Meyrick originally described this species as follows:

Fore wings whitish-grey, closely irrorated with darker, a mark on fold and another on anal angle hardly darker; hind wings grey.

Meyrick in 1884 described this species as follows:

Male, female. — 15 1/2-17 1/2- mm. Head, palpi, thorax, and legs light grey finely irrorated with dark fuscous. Antennae dark fuscous. Abdomen light grey. Forewings elongate, costa moderately arched, apex pointed, hindmargin very oblique, hardly rounded; pale whitish-grey, very finely and closely irrorated with dark fuscous-grey; indications of an inwardly oblique dark fuscous mark beneath fold about 1/3, and a perpendicular mark on anal angle, both almost obsolete : cilia grey-whitish, with several rows of dark fuscous-grey points.

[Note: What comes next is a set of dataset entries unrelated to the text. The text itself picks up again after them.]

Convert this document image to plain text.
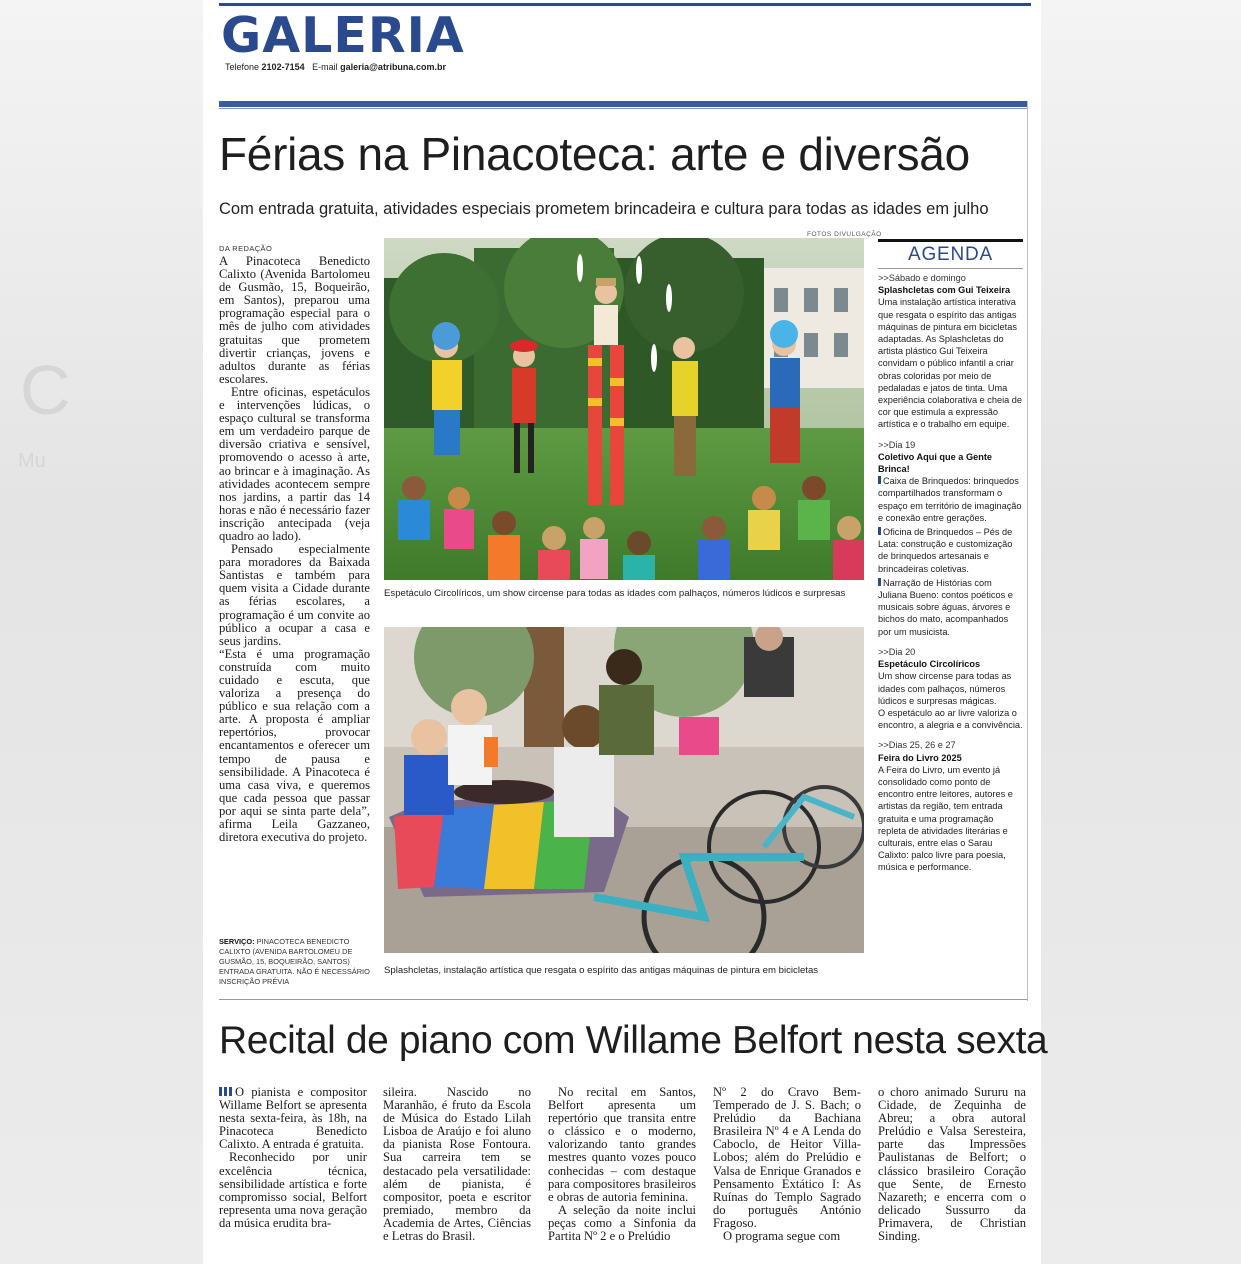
C
Mu
GALERIA
Telefone 2102-7154 E-mail galeria@atribuna.com.br
Férias na Pinacoteca: arte e diversão
Com entrada gratuita, atividades especiais prometem brincadeira e cultura para todas as idades em julho
DA REDAÇÃO

A Pinacoteca Benedicto Calixto (Avenida Bartolomeu de Gusmão, 15, Boqueirão, em Santos), preparou uma programação especial para o mês de julho com atividades gratuitas que prometem divertir crianças, jovens e adultos durante as férias escolares.

Entre oficinas, espetáculos e intervenções lúdicas, o espaço cultural se transforma em um verdadeiro parque de diversão criativa e sensível, promovendo o acesso à arte, ao brincar e à imaginação. As atividades acontecem sempre nos jardins, a partir das 14 horas e não é necessário fazer inscrição antecipada (veja quadro ao lado).

Pensado especialmente para moradores da Baixada Santistas e também para quem visita a Cidade durante as férias escolares, a programação é um convite ao público a ocupar a casa e seus jardins.

“Esta é uma programação construída com muito cuidado e escuta, que valoriza a presença do público e sua relação com a arte. A proposta é ampliar repertórios, provocar encantamentos e oferecer um tempo de pausa e sensibilidade. A Pinacoteca é uma casa viva, e queremos que cada pessoa que passar por aqui se sinta parte dela”, afirma Leila Gazzaneo, diretora executiva do projeto.

SERVIÇO: PINACOTECA BENEDICTO CALIXTO (AVENIDA BARTOLOMEU DE GUSMÃO, 15, BOQUEIRÃO, SANTOS) ENTRADA GRATUITA. NÃO É NECESSÁRIO INSCRIÇÃO PRÉVIA
FOTOS DIVULGAÇÃO
Espetáculo Circolíricos, um show circense para todas as idades com palhaços, números lúdicos e surpresas
Splashcletas, instalação artística que resgata o espírito das antigas máquinas de pintura em bicicletas
AGENDA
>>Sábado e domingo
Splashcletas com Gui Teixeira
Uma instalação artística interativa que resgata o espírito das antigas máquinas de pintura em bicicletas adaptadas. As Splashcletas do artista plástico Gui Teixeira convidam o público infantil a criar obras coloridas por meio de pedaladas e jatos de tinta. Uma experiência colaborativa e cheia de cor que estimula a expressão artística e o trabalho em equipe.
>>Dia 19
Coletivo Aqui que a Gente Brinca!
Caixa de Brinquedos: brinquedos compartilhados transformam o espaço em território de imaginação e conexão entre gerações.
Oficina de Brinquedos – Pés de Lata: construção e customização de brinquedos artesanais e brincadeiras coletivas.
Narração de Histórias com Juliana Bueno: contos poéticos e musicais sobre águas, árvores e bichos do mato, acompanhados por um musicista.
>>Dia 20
Espetáculo Circolíricos
Um show circense para todas as idades com palhaços, números lúdicos e surpresas mágicas.
O espetáculo ao ar livre valoriza o encontro, a alegria e a convivência.
>>Dias 25, 26 e 27
Feira do Livro 2025
A Feira do Livro, um evento já consolidado como ponto de encontro entre leitores, autores e artistas da região, tem entrada gratuita e uma programação repleta de atividades literárias e culturais, entre elas o Sarau Calixto: palco livre para poesia, música e performance.
Recital de piano com Willame Belfort nesta sexta

O pianista e compositor Willame Belfort se apresenta nesta sexta-feira, às 18h, na Pinacoteca Benedicto Calixto. A entrada é gratuita.

Reconhecido por unir excelência técnica, sensibilidade artística e forte compromisso social, Belfort representa uma nova geração da música erudita bra-

sileira. Nascido no Maranhão, é fruto da Escola de Música do Estado Lilah Lisboa de Araújo e foi aluno da pianista Rose Fontoura. Sua carreira tem se destacado pela versatilidade: além de pianista, é compositor, poeta e escritor premiado, membro da Academia de Artes, Ciências e Letras do Brasil.

No recital em Santos, Belfort apresenta um repertório que transita entre o clássico e o moderno, valorizando tanto grandes mestres quanto vozes pouco conhecidas – com destaque para compositores brasileiros e obras de autoria feminina.

A seleção da noite inclui peças como a Sinfonia da Partita Nº 2 e o Prelúdio

Nº 2 do Cravo Bem-Temperado de J. S. Bach; o Prelúdio da Bachiana Brasileira Nº 4 e A Lenda do Caboclo, de Heitor Villa-Lobos; além do Prelúdio e Valsa de Enrique Granados e Pensamento Extático I: As Ruínas do Templo Sagrado do português António Fragoso.

O programa segue com

o choro animado Sururu na Cidade, de Zequinha de Abreu; a obra autoral Prelúdio e Valsa Seresteira, parte das Impressões Paulistanas de Belfort; o clássico brasileiro Coração que Sente, de Ernesto Nazareth; e encerra com o delicado Sussurro da Primavera, de Christian Sinding.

Hindwings grey, in female rather darker; cilia light grey, with a cloudy darker basal line.

==Distribution==
This species is endemic to New Zealand and has been found on the lower slopes of Mount Aurum near Lake Wakatipu as well as at Ben Lomond.

== Behaviour ==
The adults of this species are on the wing from November until January.

== Habitat ==
This species inhabits open grassy slopes at altitudes of around 3000 ft.